News/Blog. Different?

Sir Oliva told us to choose our favorite news website and news blog, and we have to compare (and possibly differentiate) the two. So here it is...

AS YOU CAN SEE. Advertisements follow you wherever you go!
Inquirer.net is my favorite news website. I would have chosen CNN.com or BBC.com, but content is more important to me than the layout itself. Inquirer.net is full of Filipino news we can see on today's or tomorrow's newspaper (as it is supposed to be), and it is much more applicable to my situation than the news CNN or BBC offers. Inquirer.net, however, is poorly layouted. A lot of advertisements are hanging on the sides, as is typical with most Filipino sites. That is mostly my complaint, the important information they give is being overshadowed and overpowered by the advertisements that float with you as you scroll (well done, advertiser friends...). There are also too many texts cramped together in a tight space which makes you feel frustrated when you search its content.


Inquirer.net, however, serves its function. It extends its newspaper online. Which makes it my favorite. What makes it different from mb.com.ph or interaksyon.com? Well, Inquirer is the number one newspaper for me. So it also is the number one news source for me on the internet.

Pretty biased, eh? Who cares? I don't. Up next, news blogs.

I must admit, I don't read news blogs nor have I taken any interest in finding one. However, since this is required, Google (no offense, sir) is my friend. I searched Google and there it is! Surprise, surprise... http://ph.omg.yahoo.com/blogs/omgphnewsblog/ showed up.

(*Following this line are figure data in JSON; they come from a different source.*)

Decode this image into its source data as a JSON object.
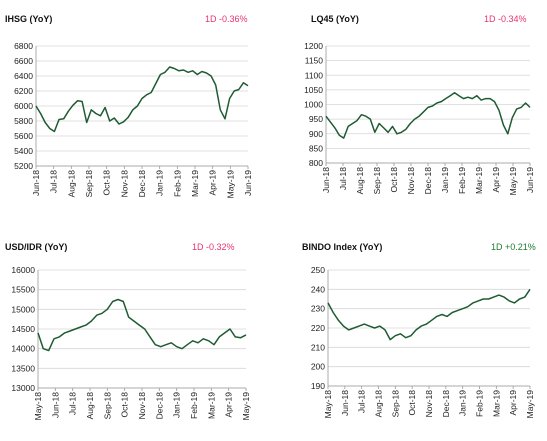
{
  "colors": {
    "line": "#1f5b33",
    "down": "#e8336d",
    "up": "#1e7b2e",
    "grid": "#d6d6d6",
    "axis": "#9a9a9a"
  },
  "panels": [
    {
      "title": "IHSG (YoY)",
      "change": "1D -0.36%",
      "change_dir": "down"
    },
    {
      "title": "LQ45 (YoY)",
      "change": "1D -0.34%",
      "change_dir": "down"
    },
    {
      "title": "USD/IDR  (YoY)",
      "change": "1D -0.32%",
      "change_dir": "down"
    },
    {
      "title": "BINDO Index (YoY)",
      "change": "1D +0.21%",
      "change_dir": "up"
    }
  ],
  "chart_data": [
    {
      "type": "line",
      "title": "IHSG (YoY)",
      "xlabel": "",
      "ylabel": "",
      "ylim": [
        5200,
        6800
      ],
      "yticks": [
        5200,
        5400,
        5600,
        5800,
        6000,
        6200,
        6400,
        6600,
        6800
      ],
      "xticks": [
        "Jun-18",
        "Jul-18",
        "Aug-18",
        "Sep-18",
        "Oct-18",
        "Nov-18",
        "Dec-18",
        "Jan-19",
        "Feb-19",
        "Mar-19",
        "Apr-19",
        "May-19",
        "Jun-19"
      ],
      "grid": true,
      "series": [
        {
          "name": "",
          "values": [
            6000,
            5900,
            5780,
            5700,
            5660,
            5820,
            5830,
            5930,
            6010,
            6070,
            6060,
            5780,
            5950,
            5900,
            5870,
            5980,
            5800,
            5840,
            5760,
            5790,
            5850,
            5950,
            6000,
            6100,
            6150,
            6180,
            6300,
            6420,
            6450,
            6520,
            6500,
            6470,
            6480,
            6450,
            6470,
            6420,
            6460,
            6440,
            6400,
            6280,
            5950,
            5830,
            6100,
            6200,
            6220,
            6310,
            6270
          ]
        }
      ]
    },
    {
      "type": "line",
      "title": "LQ45 (YoY)",
      "xlabel": "",
      "ylabel": "",
      "ylim": [
        800,
        1200
      ],
      "yticks": [
        800,
        850,
        900,
        950,
        1000,
        1050,
        1100,
        1150,
        1200
      ],
      "xticks": [
        "Jun-18",
        "Jul-18",
        "Aug-18",
        "Sep-18",
        "Oct-18",
        "Nov-18",
        "Dec-18",
        "Jan-19",
        "Feb-19",
        "Mar-19",
        "Apr-19",
        "May-19",
        "Jun-19"
      ],
      "grid": true,
      "series": [
        {
          "name": "",
          "values": [
            960,
            940,
            920,
            895,
            885,
            925,
            935,
            945,
            965,
            960,
            950,
            905,
            935,
            920,
            905,
            925,
            900,
            905,
            915,
            935,
            950,
            960,
            975,
            990,
            995,
            1005,
            1010,
            1020,
            1030,
            1040,
            1030,
            1020,
            1025,
            1020,
            1030,
            1015,
            1020,
            1020,
            1010,
            980,
            930,
            900,
            955,
            985,
            990,
            1005,
            990
          ]
        }
      ]
    },
    {
      "type": "line",
      "title": "USD/IDR  (YoY)",
      "xlabel": "",
      "ylabel": "",
      "ylim": [
        13000,
        16000
      ],
      "yticks": [
        13000,
        13500,
        14000,
        14500,
        15000,
        15500,
        16000
      ],
      "xticks": [
        "May-18",
        "Jun-18",
        "Jul-18",
        "Aug-18",
        "Sep-18",
        "Oct-18",
        "Nov-18",
        "Dec-18",
        "Jan-19",
        "Feb-19",
        "Mar-19",
        "Apr-19",
        "May-19"
      ],
      "grid": true,
      "series": [
        {
          "name": "",
          "values": [
            14400,
            14000,
            13950,
            14250,
            14300,
            14400,
            14450,
            14500,
            14550,
            14600,
            14700,
            14850,
            14900,
            15000,
            15200,
            15250,
            15200,
            14800,
            14700,
            14600,
            14500,
            14300,
            14100,
            14050,
            14100,
            14150,
            14050,
            14000,
            14100,
            14200,
            14150,
            14250,
            14200,
            14100,
            14300,
            14400,
            14500,
            14300,
            14280,
            14350
          ]
        }
      ]
    },
    {
      "type": "line",
      "title": "BINDO Index (YoY)",
      "xlabel": "",
      "ylabel": "",
      "ylim": [
        190,
        250
      ],
      "yticks": [
        190,
        200,
        210,
        220,
        230,
        240,
        250
      ],
      "xticks": [
        "May-18",
        "Jun-18",
        "Jul-18",
        "Aug-18",
        "Sep-18",
        "Oct-18",
        "Nov-18",
        "Dec-18",
        "Jan-19",
        "Feb-19",
        "Mar-19",
        "Apr-19",
        "May-19"
      ],
      "grid": true,
      "series": [
        {
          "name": "",
          "values": [
            233,
            228,
            224,
            221,
            219,
            220,
            221,
            222,
            221,
            220,
            221,
            219,
            214,
            216,
            217,
            215,
            216,
            219,
            221,
            222,
            224,
            226,
            227,
            226,
            228,
            229,
            230,
            231,
            233,
            234,
            235,
            235,
            236,
            237,
            236,
            234,
            233,
            235,
            236,
            240
          ]
        }
      ]
    }
  ]
}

News? Blog? BLOG! It's all KC here.
I browsed through the blog posts of OMG. Obviously, these are your entertainment news blogs. What differs this from news websites is the nature of reporting. In one post (KC: I think I’m not the one Piolo needs in his life), the one-sided nature of the news blog is very obvious as the side of [baklang?] Piolo was never taken in this post. The layout is also much more attractive than traditional news websites - which don't focus on layout but rather content.The comments are also of note. What's striking about Yahoo is its very interactive community. The commentators tend to bash each other more here than in other website communities.

The lines of traditional news and blogging may be thinner now. After all, blogging still gets the message across. What's different is the discipline that traditional news offers. Bloggers run the risk of being unethical, as I was told. This does not exempt the bloggers from being ethical, though. In fact, I am inclined to think that they are more ethical than some journalists. News blogging is probably the next step in Journalism. It only needs a little more support (and probably monitoring) from traditional news followers.